问题
I'm using Apache Beam to set up a pipeline consisting of 2 main steps:
- transform the data using a Beam Transform
- load the transformed data to BigQuery
The pipeline setup looks like this:
myPCollection = (org.apache.beam.sdk.values.PCollection<myCollectionObjectType>)myInputPCollection
.apply("do a parallel transform"),
ParDo.of(new MyTransformClassName.MyTransformFn()));
myPCollection
.apply("Load BigQuery data for PCollection",
BigQueryIO.<myCollectionObjectType>write()
.to(new MyDataLoadClass.MyFactTableDestination(myDestination))
.withFormatFunction(new MyDataLoadClass.MySerializationFn())
I've looked at this question:
Apache Beam: Skipping steps in an already-constructed pipeline
which suggests that I may be able to somehow dynamically change which output I can pass data to, following the parallel transform in step 1.

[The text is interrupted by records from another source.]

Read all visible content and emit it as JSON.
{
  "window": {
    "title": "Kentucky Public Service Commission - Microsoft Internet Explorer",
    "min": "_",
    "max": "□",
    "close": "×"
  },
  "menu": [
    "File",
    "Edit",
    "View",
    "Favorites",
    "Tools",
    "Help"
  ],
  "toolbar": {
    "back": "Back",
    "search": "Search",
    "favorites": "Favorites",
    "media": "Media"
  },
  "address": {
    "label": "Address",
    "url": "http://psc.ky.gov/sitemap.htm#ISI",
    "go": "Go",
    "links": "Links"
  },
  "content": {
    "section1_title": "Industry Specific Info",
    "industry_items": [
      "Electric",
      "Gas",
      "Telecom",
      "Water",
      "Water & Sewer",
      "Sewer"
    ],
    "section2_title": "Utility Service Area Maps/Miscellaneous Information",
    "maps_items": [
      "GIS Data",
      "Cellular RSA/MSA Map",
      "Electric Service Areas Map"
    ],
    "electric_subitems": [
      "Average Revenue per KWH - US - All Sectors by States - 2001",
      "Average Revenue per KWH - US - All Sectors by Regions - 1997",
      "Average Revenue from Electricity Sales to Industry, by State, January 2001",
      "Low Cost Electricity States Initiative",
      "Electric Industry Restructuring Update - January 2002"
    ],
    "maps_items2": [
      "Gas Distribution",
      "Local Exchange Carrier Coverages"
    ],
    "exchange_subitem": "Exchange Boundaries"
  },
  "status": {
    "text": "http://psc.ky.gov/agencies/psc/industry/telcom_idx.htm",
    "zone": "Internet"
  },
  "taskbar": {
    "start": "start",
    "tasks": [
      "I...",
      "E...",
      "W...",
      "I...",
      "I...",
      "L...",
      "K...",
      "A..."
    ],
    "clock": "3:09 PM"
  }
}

How do I do this? I don't know how to choose whether or not to pass myPCollection from step 1 to step 2. I need to skip step 2 if the object in myPCollection from step 1 is null.
回答1:
You just don't emit the element from your MyTransformClassName.MyTransformFn when you don't want it in the next step, for example something like this:
class MyTransformClassName.MyTransformFn extends...
@ProcessElement
public void processElement(ProcessContext c, ...) {
...
result = ...
if (result != null) {
c.output(result); //only output something that's not null
}
}
This way nulls don't reach the next step.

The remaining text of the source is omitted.